LISTEN: Kyle Theim from the National Weather Service discusses the storms that occurred in Georgia on Jan. 12, 2023.

An interactive map shows multiple lines of storms moving across Alabama and Georgia on Jan. 12, 2023

A National Weather Service interactive map shows multiple lines of storms moving across Alabama and Georgia on Jan. 12, 2023

Credit: NOAA/NWS

Tornadoes ripped through Alabama and Georgia on Jan.12, 2023, killing nine people. The National Weather Service has identified the rare and damaging system as "mesocyclonic."

An interactive graphic on the NWS website showed the paths of several lines of storms that day which began in Eastern Mississippi before losing strength just west of Augusta, Ga., also affecting Tennessee, Kentucky and the Carolinas.

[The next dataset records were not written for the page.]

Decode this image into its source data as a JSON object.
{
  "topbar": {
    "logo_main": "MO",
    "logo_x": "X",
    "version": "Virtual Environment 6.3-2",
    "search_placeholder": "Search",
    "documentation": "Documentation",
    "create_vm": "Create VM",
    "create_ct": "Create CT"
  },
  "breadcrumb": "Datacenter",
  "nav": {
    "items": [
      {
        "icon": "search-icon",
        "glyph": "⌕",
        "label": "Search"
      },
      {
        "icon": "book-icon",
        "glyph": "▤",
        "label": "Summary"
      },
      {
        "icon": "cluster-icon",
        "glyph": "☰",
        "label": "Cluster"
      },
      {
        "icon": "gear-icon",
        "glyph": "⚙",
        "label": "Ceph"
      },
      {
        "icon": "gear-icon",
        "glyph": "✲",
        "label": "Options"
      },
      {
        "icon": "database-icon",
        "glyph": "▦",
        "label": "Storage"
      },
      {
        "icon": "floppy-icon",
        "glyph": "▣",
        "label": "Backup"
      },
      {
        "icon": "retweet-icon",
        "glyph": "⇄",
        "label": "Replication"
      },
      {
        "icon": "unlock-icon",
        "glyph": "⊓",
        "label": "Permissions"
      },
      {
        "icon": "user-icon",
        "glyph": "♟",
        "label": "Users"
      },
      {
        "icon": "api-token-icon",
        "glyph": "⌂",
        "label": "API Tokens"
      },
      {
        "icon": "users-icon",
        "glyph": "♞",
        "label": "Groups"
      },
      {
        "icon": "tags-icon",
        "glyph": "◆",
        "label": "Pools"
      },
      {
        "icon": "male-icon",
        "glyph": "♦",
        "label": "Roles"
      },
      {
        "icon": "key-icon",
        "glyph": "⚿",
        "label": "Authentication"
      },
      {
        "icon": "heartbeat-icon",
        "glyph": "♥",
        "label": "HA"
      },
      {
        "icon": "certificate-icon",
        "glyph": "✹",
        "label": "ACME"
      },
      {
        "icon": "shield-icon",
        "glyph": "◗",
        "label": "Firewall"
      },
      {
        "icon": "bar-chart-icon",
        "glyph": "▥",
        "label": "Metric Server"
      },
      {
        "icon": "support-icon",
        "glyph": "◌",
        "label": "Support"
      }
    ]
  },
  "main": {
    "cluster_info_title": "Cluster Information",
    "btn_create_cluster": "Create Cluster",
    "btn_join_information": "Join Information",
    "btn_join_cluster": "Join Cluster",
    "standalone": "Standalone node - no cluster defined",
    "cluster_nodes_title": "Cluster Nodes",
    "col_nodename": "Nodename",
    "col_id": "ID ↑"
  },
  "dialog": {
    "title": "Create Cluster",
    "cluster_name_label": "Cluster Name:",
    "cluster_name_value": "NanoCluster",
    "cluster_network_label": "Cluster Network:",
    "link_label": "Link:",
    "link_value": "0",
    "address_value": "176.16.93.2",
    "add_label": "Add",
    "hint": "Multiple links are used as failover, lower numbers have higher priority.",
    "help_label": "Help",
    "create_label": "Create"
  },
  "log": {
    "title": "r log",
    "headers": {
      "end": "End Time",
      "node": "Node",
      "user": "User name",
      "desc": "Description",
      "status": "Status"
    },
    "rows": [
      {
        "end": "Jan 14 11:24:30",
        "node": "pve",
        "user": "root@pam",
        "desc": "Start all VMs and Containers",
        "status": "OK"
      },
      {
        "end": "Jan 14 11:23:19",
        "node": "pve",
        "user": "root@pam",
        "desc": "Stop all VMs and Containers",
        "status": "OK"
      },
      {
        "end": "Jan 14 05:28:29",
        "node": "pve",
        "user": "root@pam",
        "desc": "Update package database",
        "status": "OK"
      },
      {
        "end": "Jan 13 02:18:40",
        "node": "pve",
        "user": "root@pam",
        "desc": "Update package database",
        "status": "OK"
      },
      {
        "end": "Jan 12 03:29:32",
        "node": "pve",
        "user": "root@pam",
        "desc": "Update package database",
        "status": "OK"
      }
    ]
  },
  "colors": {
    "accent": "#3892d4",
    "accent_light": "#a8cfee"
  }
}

Agency meteorologist Kyle Thiem told GPB News as many as four tornadoes were circulating around a larger circulation as they approached hard-hit Griffin, Ga., on Jan. 12.

"The added spin of the storms intensified the tornadic circulations at the point in time," he said. "And we found a correlation with more extreme damage that was documented whenever these circulations merged together."

The Center for Storm Prediction helps forecasters identify and predict storms. Its website explains mesocyclones, multi-vortex tornadoes and a satellite tornadoes:

  • A mesocyclone is a storm-scale region of rotation, typically around 2-6 miles in diameter and often found in the right rear flank of a supercell (or often on the eastern, or front, flank of an HP storm). The circulation of a mesocyclone covers an area much larger than the tornado that may develop within it.
  • Multi-vortex (a.k.a. multiple-vortex) tornadoes contain two or more small, intense subvortices orbiting the center of the larger tornado circulation. 
  • A satellite tornado develops independently from the primary tornado, not inside it as with a sub-vortex. The tornadoes are separate and distinct as the satellite tornado orbits its much larger companion within the same mesocyclone. Their cause is unknown; but they seem to form most often in the vicinity of exceptionally large and intense main tornadoes.

This dance of tornadoes is more commonly seen in the Midwest's Tornado Alley. Could more mesocyclonic storms occur across the Southeast this spring?

While it's difficult to predict the number of severe storms or tornadoes each year, more than 200 tornadoes have been reported in the U.S. since Jan.1. Higher than average water temperatures, warm, moist air and La Niña patterns can make conditions ripe for an active season. 

As such, the NWS is collecting data about this season's storms in an atmospheric study funded by the National Science Foundation (NSF) and the National Oceanic and Atmospheric Administration (NOAA).

The PERiLS (Propagation, Evolution, and Rotation in Linear Storms) campaign will measure the atmosphere near and inside storms with a focus on quasi-linear convective systems — commonly known as squall lines — that produce tornadoes. NOAA will gather data through May 8 in mid-and lower-Mississippi Valley eastward to the foothills of the Appalachian Mountains.

The study area covers the states hardest hit by the Jan. 12 storms.